Paira rushed over, tears streaming, voice loud enough to shake the heavens. “THAT’S MY BOY! YOU TOOK DOWN A TITAN!”
Duck winced. “Ma… ribs…”
“Took you ten episodes,” Pigeon said, voice half a sob, “but you did it.”
Duck grinned, exhausted. “Start the next one with that.”
Bird Brain wandered in from nowhere, arms folded calmly.
“Even a duck learns to fly,” he murmured, “if the wind believes in him.”
Pigeon blinked. “Dad… did you just write my next chapter title?”
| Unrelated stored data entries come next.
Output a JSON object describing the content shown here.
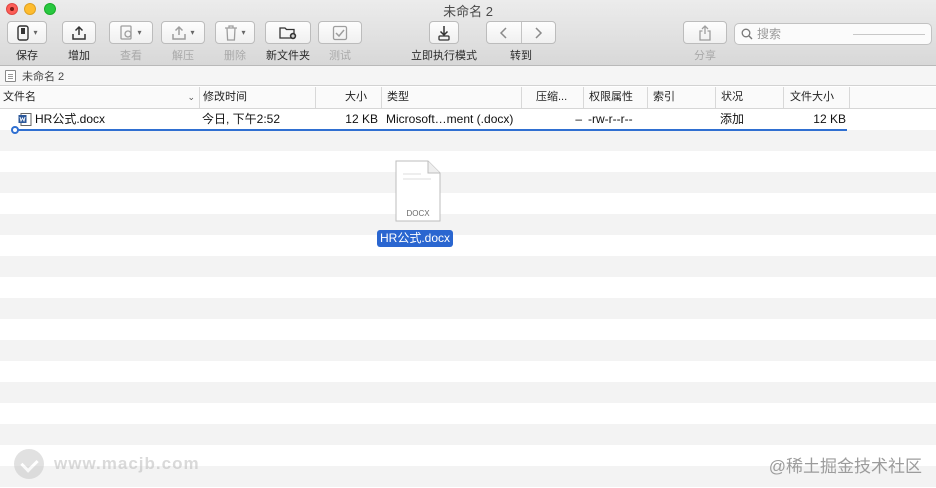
{
  "window": {
    "title": "未命名 2"
  },
  "toolbar": {
    "items": [
      {
        "label": "保存",
        "enabled": true
      },
      {
        "label": "增加",
        "enabled": true
      },
      {
        "label": "查看",
        "enabled": false
      },
      {
        "label": "解压",
        "enabled": false
      },
      {
        "label": "删除",
        "enabled": false
      },
      {
        "label": "新文件夹",
        "enabled": true
      },
      {
        "label": "测试",
        "enabled": false
      },
      {
        "label": "立即执行模式",
        "enabled": true
      },
      {
        "label": "转到",
        "enabled": true
      },
      {
        "label": "分享",
        "enabled": false
      }
    ],
    "search_placeholder": "搜索"
  },
  "pathbar": {
    "label": "未命名 2"
  },
  "table": {
    "headers": {
      "name": "文件名",
      "modified": "修改时间",
      "size": "大小",
      "kind": "类型",
      "compressed": "压缩...",
      "permissions": "权限属性",
      "index": "索引",
      "status": "状况",
      "file_size": "文件大小"
    },
    "rows": [
      {
        "name": "HR公式.docx",
        "modified": "今日, 下午2:52",
        "size": "12 KB",
        "kind": "Microsoft…ment (.docx)",
        "compressed": "–",
        "permissions": "-rw-r--r--",
        "index": "",
        "status": "添加",
        "file_size": "12 KB"
      }
    ]
  },
  "drag": {
    "icon_text": "DOCX",
    "label": "HR公式.docx"
  },
  "watermarks": {
    "left": "www.macjb.com",
    "right": "@稀土掘金技术社区"
  },
  "colors": {
    "accent": "#2a66d0",
    "stripe": "#f3f3f3"
  }
}
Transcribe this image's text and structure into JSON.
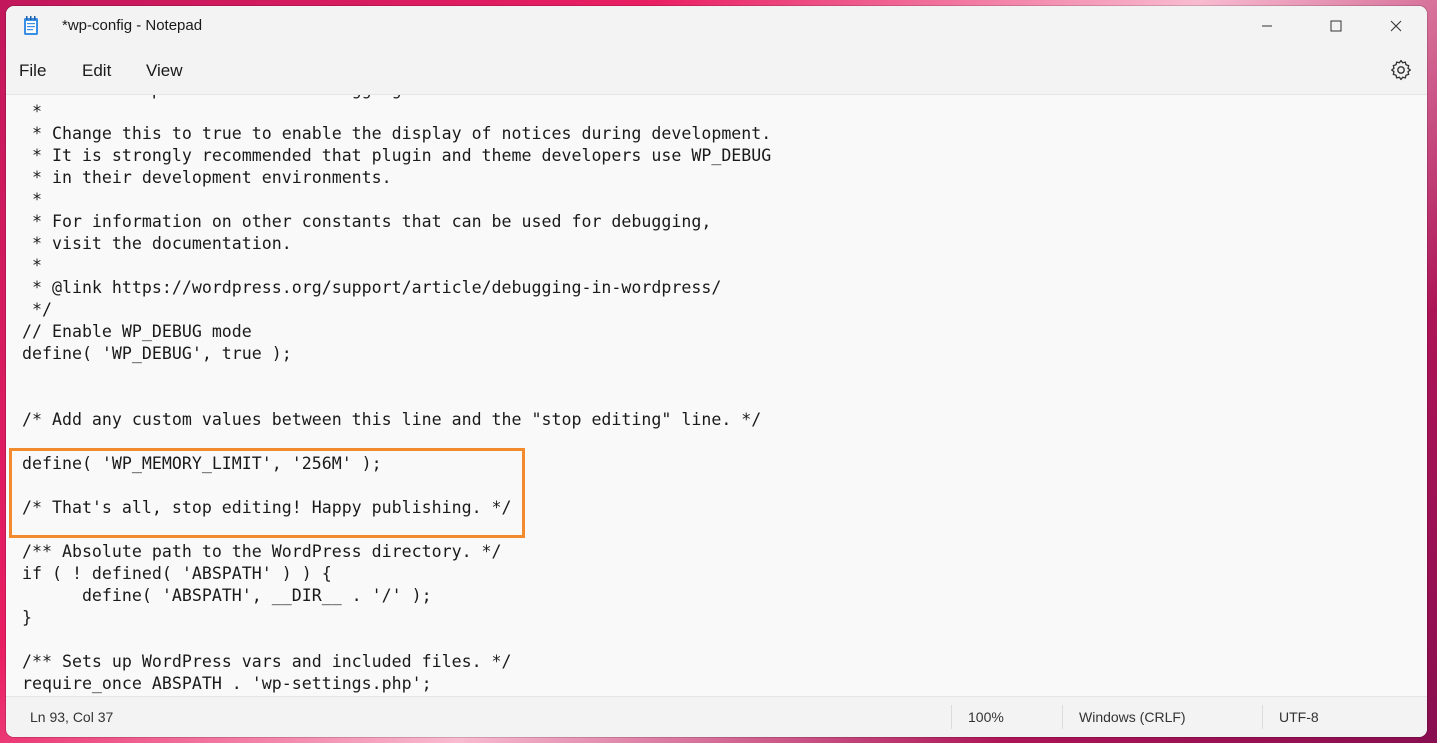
{
  "window": {
    "title": "*wp-config - Notepad"
  },
  "menu": {
    "file": "File",
    "edit": "Edit",
    "view": "View"
  },
  "icons": {
    "app": "notepad-icon",
    "minimize": "minimize-icon",
    "maximize": "maximize-icon",
    "close": "close-icon",
    "settings": "gear-icon"
  },
  "editor": {
    "lines": [
      " * For developers: WordPress debugging mode.",
      " *",
      " * Change this to true to enable the display of notices during development.",
      " * It is strongly recommended that plugin and theme developers use WP_DEBUG",
      " * in their development environments.",
      " *",
      " * For information on other constants that can be used for debugging,",
      " * visit the documentation.",
      " *",
      " * @link https://wordpress.org/support/article/debugging-in-wordpress/",
      " */",
      "// Enable WP_DEBUG mode",
      "define( 'WP_DEBUG', true );",
      "",
      "",
      "/* Add any custom values between this line and the \"stop editing\" line. */",
      "",
      "define( 'WP_MEMORY_LIMIT', '256M' );",
      "",
      "/* That's all, stop editing! Happy publishing. */",
      "",
      "/** Absolute path to the WordPress directory. */",
      "if ( ! defined( 'ABSPATH' ) ) {",
      "      define( 'ABSPATH', __DIR__ . '/' );",
      "}",
      "",
      "/** Sets up WordPress vars and included files. */",
      "require_once ABSPATH . 'wp-settings.php';"
    ],
    "highlight_color": "#f28a2e"
  },
  "status": {
    "position": "Ln 93, Col 37",
    "zoom": "100%",
    "line_ending": "Windows (CRLF)",
    "encoding": "UTF-8"
  }
}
Duck winced when his mother let him go with a hearty pat on the shoulders. A few fulms away were the two unlikely adventurers that jumped in to lend a hand. Pigeon, standing as tall as he could, sidled under Duck's arm to walk him over to them.
“Thanks for your help, we –” Duck started.
“Elisabet Rousseau," Elisabet said, her Ishgardian accent returned now that the furor of battle has faded. She curls her fingers around her staff, “Pleasure."
“What?” Pigeon chirped. “Plooshoore?”
“Don't mind him,” Duck apologized. “He doesn't get out much.”
Elisabet smiled. “You can take a punch. Next time… maybe don't.”
“Noted,” Duck chuffed under his breath, feigning a weak grin. “And you, um, punchy –”
“D,” Larielle said, almost knocking duck off balance with a hard slap on the shoulder. “Or L. Dunn. Larielle if you're being stuffy. Nice to meet ya.”
“Nice hair!” Pigeon said.
Larielle fluffed her pink faux hawk with her hand. “Thanks, squirt.”
“It's Pigeon,” Pigeon corrected with a snort.
“Weird name, but I respect it,” Larielle said with a smirk. “You two fight pretty good. Always down for a workout.”
“Well, this chance encounter was,” Elisabet paused, a slender finger tapping her chin, “fortuitous? A quaint village.”
“It's our home!” Pigeon said.
“Quite,” Elisabet said.
“And you,” Larielle popped her fists on her hips. “What's your name? You know, in case we cross paths again.”
Duck smiled down at a glowing Pigeon who smiled back. He looked up at Larielle's unshaken confidence and Elisabet's elegant aura.
He straightened, ignoring the pain.
“I'm Sitting Duck,” he said. “Nice to meet you.”